Click continued to read the Westin memo…


______________________________________________
From: Westin, David L.
Sent: Monday, October 22, 2007 11:48 AM
To: #ABCTV News ALL
Cc: Sweeney, Anne X.
Subject: Alexis Debat

We have now completed a second internal investigation into our former consultant, Alexis Debat. We first heard questions about Mr. Debat’s resume at the end of May. We immediately suspended our work with him pending review. After that review, we severed our relationship with him in June. We also asked Chris Isham, as head of our investigative unit at the time, to look into the substance of what Mr. Debat had reported for us. He did so and reported no discrepancies.
In September, the Internet site, Rue 89, raised new and very different questions about Mr. Debat when it reported that an interview he purportedly had done with Senator Obama for a French publication was not authentic. This prompted us to go back to do a second review of Mr. Debat’s work for us, this time under the supervision of Kerry Smith, our Senior Vice President for Editorial Quality, and her staff, together with corporate legal counsel. This review was extremely sensitive, as it required going back to confidential sources in this country and abroad. It also involved traveling to Pakistan to confirm first-hand the circumstances of Mr. Debat’s work there.
Early in our review, we learned that there were other interviews Mr. Debat had published in France that the subjects denied had been conducted. We reported this story immediately on ABC News.com.
We have now completed our review. After going through all of the stories Mr. Debat worked on for ABC News, we found no instances of false reporting. Mr. Debat was not the sole source for anything ABC News reported. Moreover, we confirmed with Mr. Debat’s confidential sources that they had given him the information as he’d claimed in contributing to our reports. We also confirmed that Mr. Debat traveled to the locations in Pakistan as he had claimed and talked with the sources he had identified.
Our review did uncover four details of Mr. Debat’s reporting that we couldn’t confirm. In one case, he mis-identified which branch of U.S. Special forces had engaged in a particular operation, although we did confirm the other facts surrounding the operation. We also found disagreements over the location for two meetings reported on by Mr. Debat, although, again, we could confirm the other facts surrounding the meetings. And, one of the people whom Mr. Debat identified as attending a meeting would neither confirm nor deny that he/she was a direct participant. None of these discrepancies would rise to the level of a formal, on-air retraction because none of them was material to the substance of our report.
There are three changes we are making in our internal practices based on what we’ve learned from this case.
Starting immediately, we will include both our News Practices team and the corporate Human Resources Department in the hiring of all consultants, reviewing in particular claims of prior employment and educational history.
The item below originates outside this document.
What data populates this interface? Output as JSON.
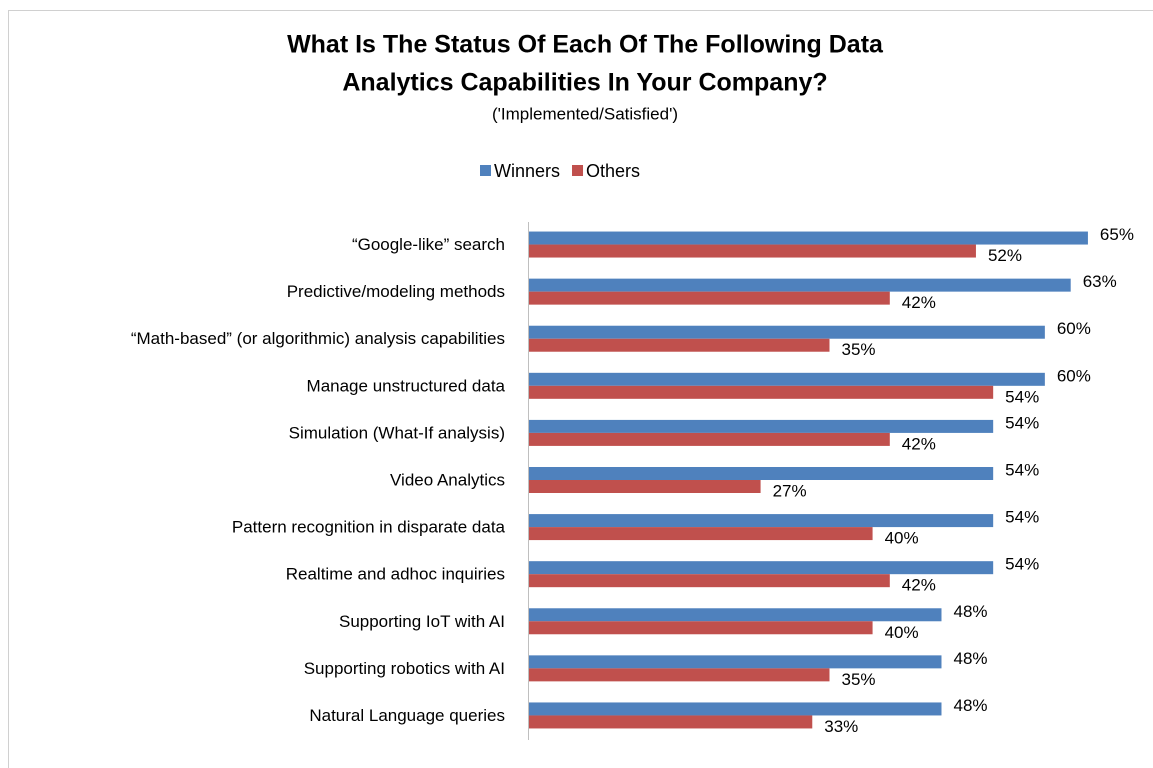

We will also undertake a review of current consultants where appropriate.
When we hire a consultant, we will make a determination of exactly how that person will be identified on all programs and platforms.
News Practices will be alerted each time that we include a consultant in our reporting to ensure that the consultant is being used and identified properly.
We undertake extensive efforts in all of our reporting — and particularly in our investigative reporting — to check and double-check information we are given so that no one source can compromise the truth of what we present to our audiences. Based on our review, our overall systems and procedures worked in the case of Mr. Debat. Nothing in our review, of course, condones the instances of resume enhancement or fake interviews that Mr. Debat published elsewhere.